Belki yeni diziyi ilk izlediğimizde biraz zor benimseyeceğiz ama Mehmet, yeni hikâyenin bizleri hemen içine çekeceğinden son derece emin. Şu günlerde dizinin kadro seçimi ve mekânları üzerine oldukça titiz bir çalışma içinde.

Türkiye koşulları farklı
"Türkiye'nin koşulları, ne sinemada ne de televizyonda oyuncuya tek başına oyunculuk yapma konforu vermiyor. Bir oyuncu olarak; 'Ben de konfora yaslansam, oyunculuktan başka hiç bir kaygım olmasa,' diye düşündüğüm çok oldu. Daha bu kadar cömert olmadı Türk sineması ve televizyonu. Ben Allah'tan kamera arkasını çok seviyorum. Ve rejiye yakın buluyorum kendimi. Türk sinemasının çok görkemli yılları vardı, o dönemden insanlar keyifle bahsederlerdi. Şimdi bu konforu ancak Batı'da görüyoruz. Çünkü pazar çok büyük orda.Türk sinemasında son 20 yılda birkaç istina hariç festival boyutunda iş yapan yapımcı yok. Ben yeni kuşak oyunculuğun, sinemanın temsilcisi olarak görüyorum kendimi. Ama oyunculukta hâlâ dört dörtlük değilim."

İlk hayal kırıklığı...
Mehmet'in oyunculuk serüveni, 1961 yılında doğduğu Samsun'un Terme ilçesinde başlar. Ortaokulda amatör olarak başladığı tiyatro onu oldukça etkiler ve tiyatro okumak için konservatuvar sınavlarına girer. Hayatta ilk hayal kırıklığını sınavları kazanamadığı için değil ama hak etmediği halde sınav kazandırılan öğrencileri gördüğünde yaşar. Orta son döneminde hayatla ilgili ilk gerçekle böylece yüzyüze gelir. Özel ilişkiler, dirsek temasları, bazı insanların kollanıyor olmasının mantığını kavramakta güçlük çeker ve kavradığında da, bu haksızlığı içine sindiremez. Şahit olduğu bu ortam ve ilişkiler onun konservatuvar eğitimi isteğinden vazgeçmesine neden olur.

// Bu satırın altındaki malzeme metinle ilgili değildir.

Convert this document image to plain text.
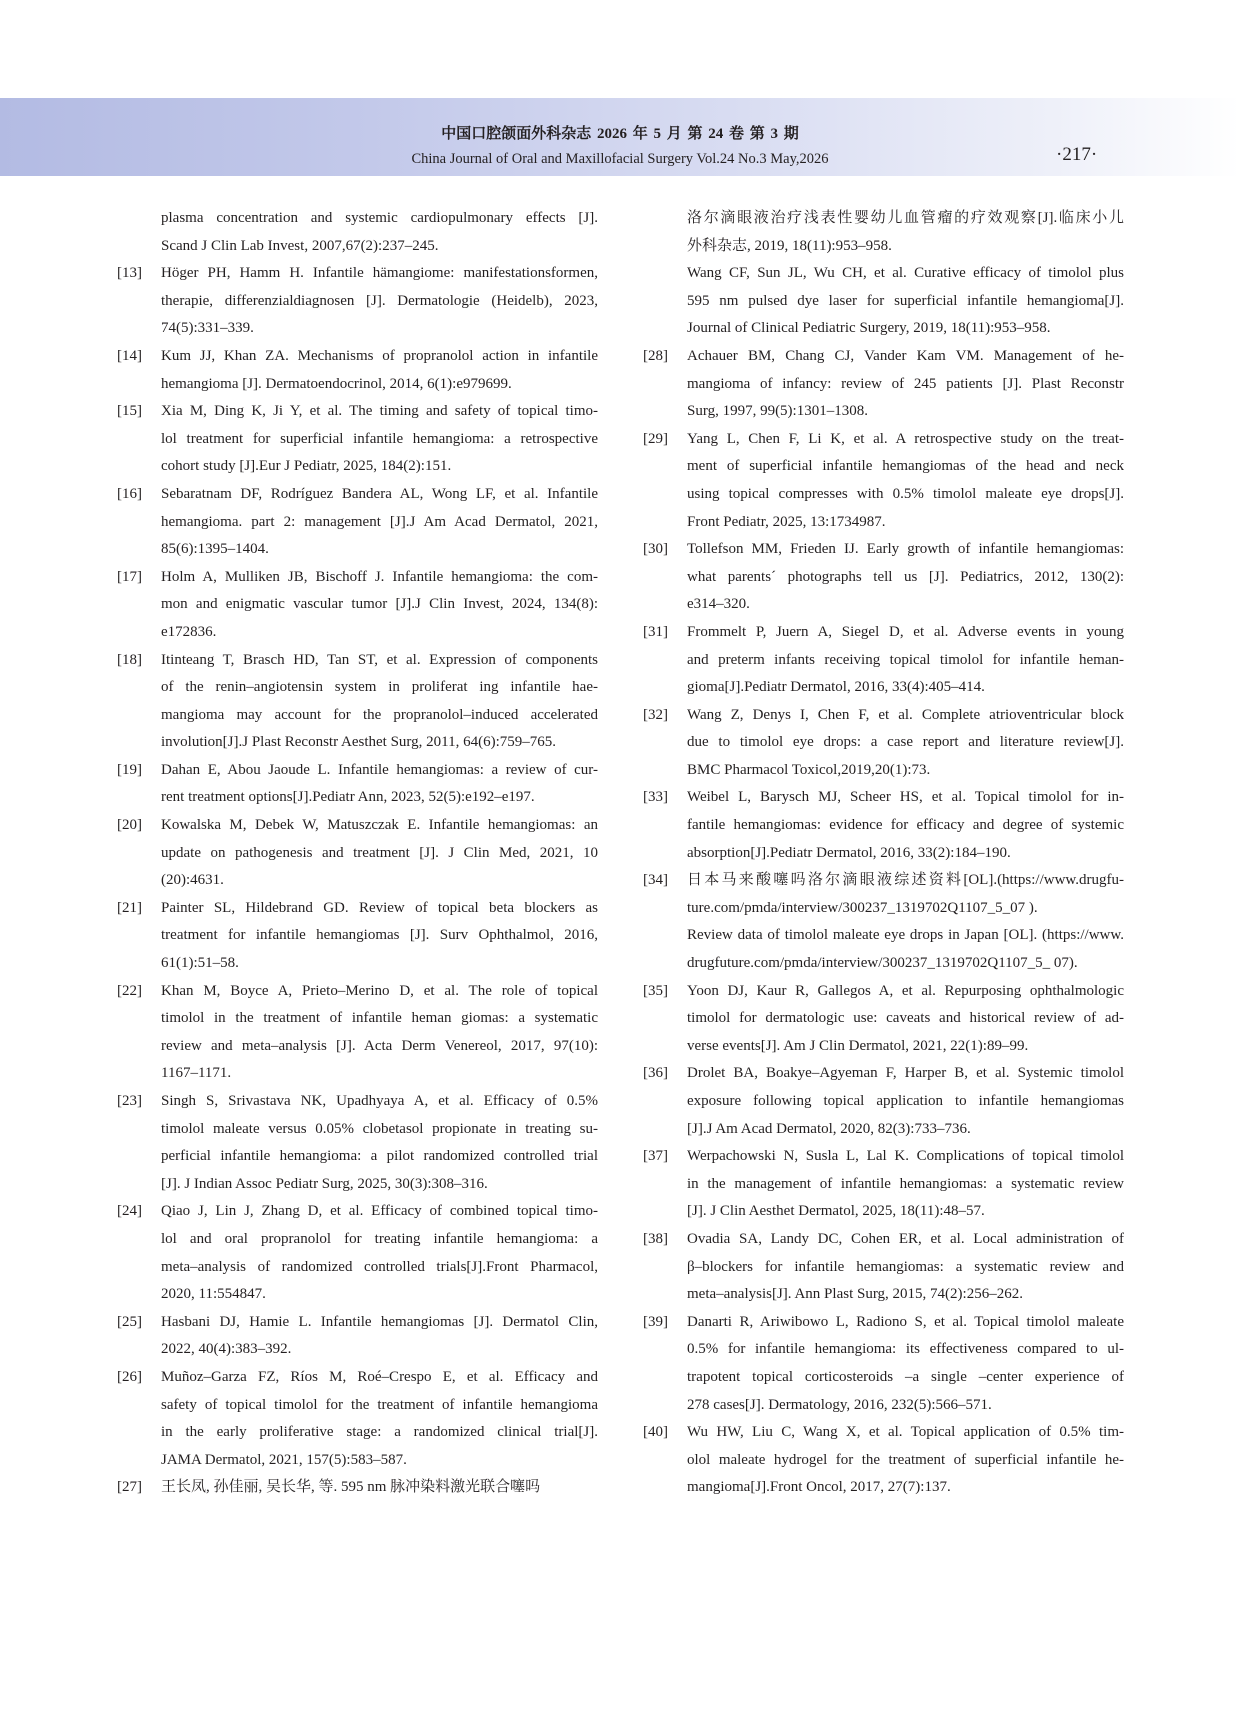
中国口腔颌面外科杂志 2026 年 5 月 第 24 卷 第 3 期
China Journal of Oral and Maxillofacial Surgery Vol.24 No.3 May,2026	·217·
plasma concentration and systemic cardiopulmonary effects [J].
Scand J Clin Lab Invest, 2007,67(2):237–245.
[13] Höger PH, Hamm H. Infantile hämangiome: manifestationsformen,
therapie, differenzialdiagnosen [J]. Dermatologie (Heidelb), 2023,
74(5):331–339.
[14] Kum JJ, Khan ZA. Mechanisms of propranolol action in infantile
hemangioma [J]. Dermatoendocrinol, 2014, 6(1):e979699.
[15] Xia M, Ding K, Ji Y, et al. The timing and safety of topical timo-
lol treatment for superficial infantile hemangioma: a retrospective
cohort study [J].Eur J Pediatr, 2025, 184(2):151.
[16] Sebaratnam DF, Rodríguez Bandera AL, Wong LF, et al. Infantile
hemangioma. part 2: management [J].J Am Acad Dermatol, 2021,
85(6):1395–1404.
[17] Holm A, Mulliken JB, Bischoff J. Infantile hemangioma: the com-
mon and enigmatic vascular tumor [J].J Clin Invest, 2024, 134(8):
e172836.
[18] Itinteang T, Brasch HD, Tan ST, et al. Expression of components
of the renin–angiotensin system in proliferat ing infantile hae-
mangioma may account for the propranolol–induced accelerated
involution[J].J Plast Reconstr Aesthet Surg, 2011, 64(6):759–765.
[19] Dahan E, Abou Jaoude L. Infantile hemangiomas: a review of cur-
rent treatment options[J].Pediatr Ann, 2023, 52(5):e192–e197.
[20] Kowalska M, Debek W, Matuszczak E. Infantile hemangiomas: an
update on pathogenesis and treatment [J]. J Clin Med, 2021, 10
(20):4631.
[21] Painter SL, Hildebrand GD. Review of topical beta blockers as
treatment for infantile hemangiomas [J]. Surv Ophthalmol, 2016,
61(1):51–58.
[22] Khan M, Boyce A, Prieto–Merino D, et al. The role of topical
timolol in the treatment of infantile heman giomas: a systematic
review and meta–analysis [J]. Acta Derm Venereol, 2017, 97(10):
1167–1171.
[23] Singh S, Srivastava NK, Upadhyaya A, et al. Efficacy of 0.5%
timolol maleate versus 0.05% clobetasol propionate in treating su-
perficial infantile hemangioma: a pilot randomized controlled trial
[J]. J Indian Assoc Pediatr Surg, 2025, 30(3):308–316.
[24] Qiao J, Lin J, Zhang D, et al. Efficacy of combined topical timo-
lol and oral propranolol for treating infantile hemangioma: a
meta–analysis of randomized controlled trials[J].Front Pharmacol,
2020, 11:554847.
[25] Hasbani DJ, Hamie L. Infantile hemangiomas [J]. Dermatol Clin,
2022, 40(4):383–392.
[26] Muñoz–Garza FZ, Ríos M, Roé–Crespo E, et al. Efficacy and
safety of topical timolol for the treatment of infantile hemangioma
in the early proliferative stage: a randomized clinical trial[J].
JAMA Dermatol, 2021, 157(5):583–587.
[27] 王长凤, 孙佳丽, 吴长华, 等. 595 nm 脉冲染料激光联合噻吗
洛尔滴眼液治疗浅表性婴幼儿血管瘤的疗效观察[J].临床小儿
外科杂志, 2019, 18(11):953–958.
Wang CF, Sun JL, Wu CH, et al. Curative efficacy of timolol plus
595 nm pulsed dye laser for superficial infantile hemangioma[J].
Journal of Clinical Pediatric Surgery, 2019, 18(11):953–958.
[28] Achauer BM, Chang CJ, Vander Kam VM. Management of he-
mangioma of infancy: review of 245 patients [J]. Plast Reconstr
Surg, 1997, 99(5):1301–1308.
[29] Yang L, Chen F, Li K, et al. A retrospective study on the treat-
ment of superficial infantile hemangiomas of the head and neck
using topical compresses with 0.5% timolol maleate eye drops[J].
Front Pediatr, 2025, 13:1734987.
[30] Tollefson MM, Frieden IJ. Early growth of infantile hemangiomas:
what parents´ photographs tell us [J]. Pediatrics, 2012, 130(2):
e314–320.
[31] Frommelt P, Juern A, Siegel D, et al. Adverse events in young
and preterm infants receiving topical timolol for infantile heman-
gioma[J].Pediatr Dermatol, 2016, 33(4):405–414.
[32] Wang Z, Denys I, Chen F, et al. Complete atrioventricular block
due to timolol eye drops: a case report and literature review[J].
BMC Pharmacol Toxicol,2019,20(1):73.
[33] Weibel L, Barysch MJ, Scheer HS, et al. Topical timolol for in-
fantile hemangiomas: evidence for efficacy and degree of systemic
absorption[J].Pediatr Dermatol, 2016, 33(2):184–190.
[34] 日本马来酸噻吗洛尔滴眼液综述资料[OL].(https://www.drugfu-
ture.com/pmda/interview/300237_1319702Q1107_5_07 ).
Review data of timolol maleate eye drops in Japan [OL]. (https://www.
drugfuture.com/pmda/interview/300237_1319702Q1107_5_ 07).
[35] Yoon DJ, Kaur R, Gallegos A, et al. Repurposing ophthalmologic
timolol for dermatologic use: caveats and historical review of ad-
verse events[J]. Am J Clin Dermatol, 2021, 22(1):89–99.
[36] Drolet BA, Boakye–Agyeman F, Harper B, et al. Systemic timolol
exposure following topical application to infantile hemangiomas
[J].J Am Acad Dermatol, 2020, 82(3):733–736.
[37] Werpachowski N, Susla L, Lal K. Complications of topical timolol
in the management of infantile hemangiomas: a systematic review
[J]. J Clin Aesthet Dermatol, 2025, 18(11):48–57.
[38] Ovadia SA, Landy DC, Cohen ER, et al. Local administration of
β–blockers for infantile hemangiomas: a systematic review and
meta–analysis[J]. Ann Plast Surg, 2015, 74(2):256–262.
[39] Danarti R, Ariwibowo L, Radiono S, et al. Topical timolol maleate
0.5% for infantile hemangioma: its effectiveness compared to ul-
trapotent topical corticosteroids –a single –center experience of
278 cases[J]. Dermatology, 2016, 232(5):566–571.
[40] Wu HW, Liu C, Wang X, et al. Topical application of 0.5% tim-
olol maleate hydrogel for the treatment of superficial infantile he-
mangioma[J].Front Oncol, 2017, 27(7):137.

Bu arada küçük arkadaş grubu, kendi imkânları ile devam ettirdikleri amatör tiyatro çalışmalarını, lise döneminde turnelere çıkmaya başlayacak kadar ilerletirler.

Kendi ifadesiyle, hatırı sayılır köy yaşantısından, turne yüzünden ilk kez uzaklaşır. Daha sonra da askerliğin ardından işletme okumaya karar verir. Üniversite yıllarında tiyatroya amatör olarak devam eder.

Oyuncu olma isteğine rağmen, olayların üzerine fazla gitmez ve kendiliğinden gelen bir teklifle bu isteğine kavuşur.

"Ben kesin oyuncu olmak istiyordum. İşletme okuduğum yıllarda tamamen tesadüfen sinema yapan dostlarım sayesinde başladım sinemaya. Sinema ile birlikte üniversiteden ikinci sınıfta ayrıldım ve istanbul'a yerleştim. Şu an diziler var ama son dizi projesinden sonra kesin sinema filmi yapacağım. Yönetmenliği düşünüyorum. Kendi bireysel emeğim adına böyle bir çalışma yapmak istiyorum. Sinemanın büyülü elektriğini çok güzel ve çok özel buluyorum."

O hayata, naif bir yaklaşımla ve dingin bir kabullenişle yaklaşıyor:

"İnsanların iradesinin yapamayacağı şeyler var. Hırsla yaklaştığımız bir talebin sonucunu alamayabiliyoruz. Talepleri daha oluruna bırakma taraftarıyım. Hayat çok bereketli. Bedenlerimizi nereye götürürsek götürelim eğer içimizde mutsuzluk varsa; hayatı pas geçiyoruz demektir. Aklım erdiğinden beri, hayata böyle bakmaya çalışıyorum. Görmeyenler görebilenleri, görenler görmeyenlerin durumunu bilselerdi nasıl şükretmeleri gerektiğini anlarlardı. Koşullar ne olursa olsun, hayatla ilişki kurmak çok önemli. Bütün dünyevi telaşları bir yana bırakıp iç dünyamızın sesine kulak verip o iç dünyada her şeyi hâlledersek işte mutluluk orda. En kötü anlarımda bile bunu düşünürüm."

"Ya aşk?"
"İnsanın dönem dönem aşkın tarifine ait duyguları değişiyor. Genelde değişmeyen bir gerçek var ki; biraz marazi bir duygu o da şu; ait olmak ve ait olunmayı beklemek. Hayatı nasıl algıladığınızın da önemi var tabii bunda... Aslında aşk, insanın özü, zaafları, sıkıntıları, coşkuları. Aynaya baktığınızda onu görmek... Bütünleşmek... Herzaman büyük bir çoşkuyla yaşabileceğim bir şey aşk. Arzum'un emaneti bana aşk. Ben de elimden geldiğince iyi sarıp sarmalamaya, özen göstermeye çalışıyorum. Ama en önemlisi, insanın hayatta tamamlayıcısı olduğuna inandığım bir özeşi var. Bu özeşi bulmak hiç kolay değil. Bazen çok ayrı ülkelerde hiç karşılaşamıyoruz bazen aynı şehirlerde, aynı ortamlarda teğet geçiyoruz diğer özeşimize. Ben bu konuda çok şanslıyım çünkü diğer yarımı tamamlayan özeşimi buldum. Hayatta herkese dileyebileceğim en önemli dileklerden biri özeşlerini bulabilmeleri."

Bir erkek eşine, daha anlamlı ve daha güzel başka ne söyleyebilir? Arzum'un o gülümsediğinde kısılan gözlerini ve aydınlık gülüşünü görür gibiyim.